Now, will this tactic work on the leftists themselves? Likely not, for their worldview can only survive on incoherence and absurdity, and so they are used to it—although, in fairness, you may convince the odd leftist to change his mind. However, convincing leftists and progressives is not the point. Rather, the point is to rhetorically neuter the leftists while at the same time helping to sway the fence-sitters to be against the leftists, not for them.
And for the purposes of achieving that particular objective, embracing then amplifying leftist absurdities is a good tactic to use.

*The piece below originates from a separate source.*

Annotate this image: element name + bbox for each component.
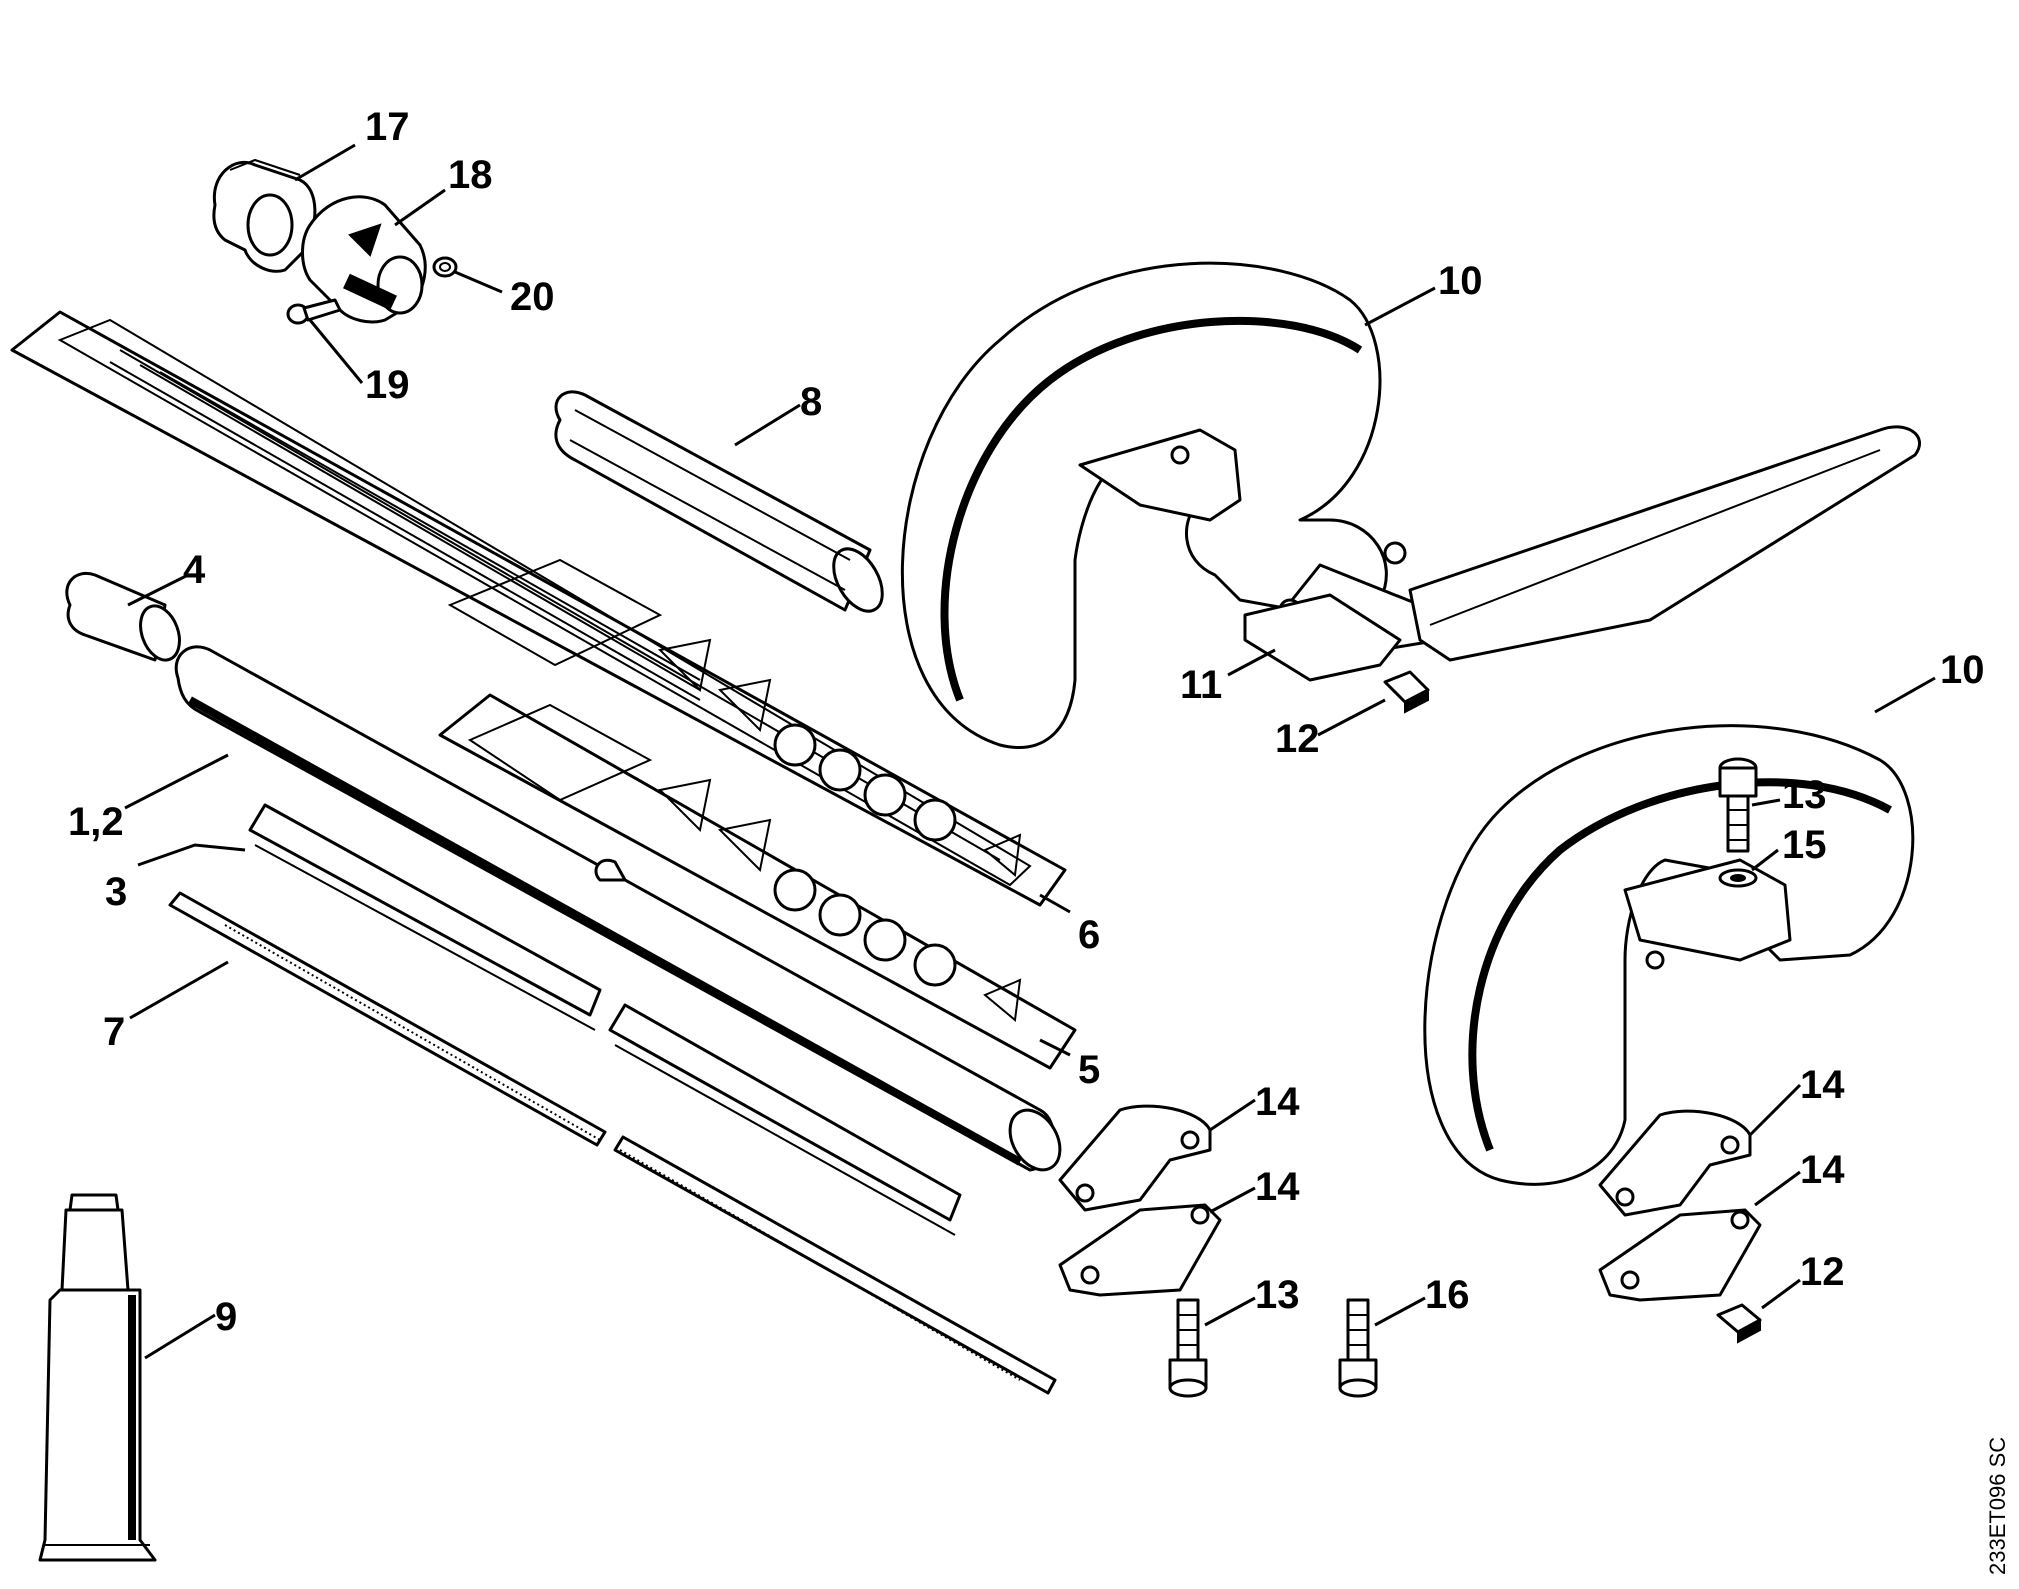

Vox Day, a Christian blogger and author writes about the effect of Gamergate (2014-2015), which showed the young Left at their worst in revealing their opponents’ identities, harassing them and sending them death threats:
One of the fascinating things about the last few years is the transition of many apolitical Game writers and sites to politically conscious Alt-Right and Alt-Lite perspectives. This is significant, because all of the writers involved are entirely accustomed to being mobbed and assailed by the mainstream media, so they’re not inclined to cuck and run like most conservatives are when faced with criticism.
That is the principal characteristic of this group, never seen before in such numbers until 2016. They understand how the game is played and they engage time and time again.
These people are not white supremacists or white nationalists. On the contrary, they welcome everyone to participate in dialogue promoting and defending traditional values of informed patriotism, family life and personal integrity.
They will not cave and, as this revolution of words unfolds, they will remain in the front line.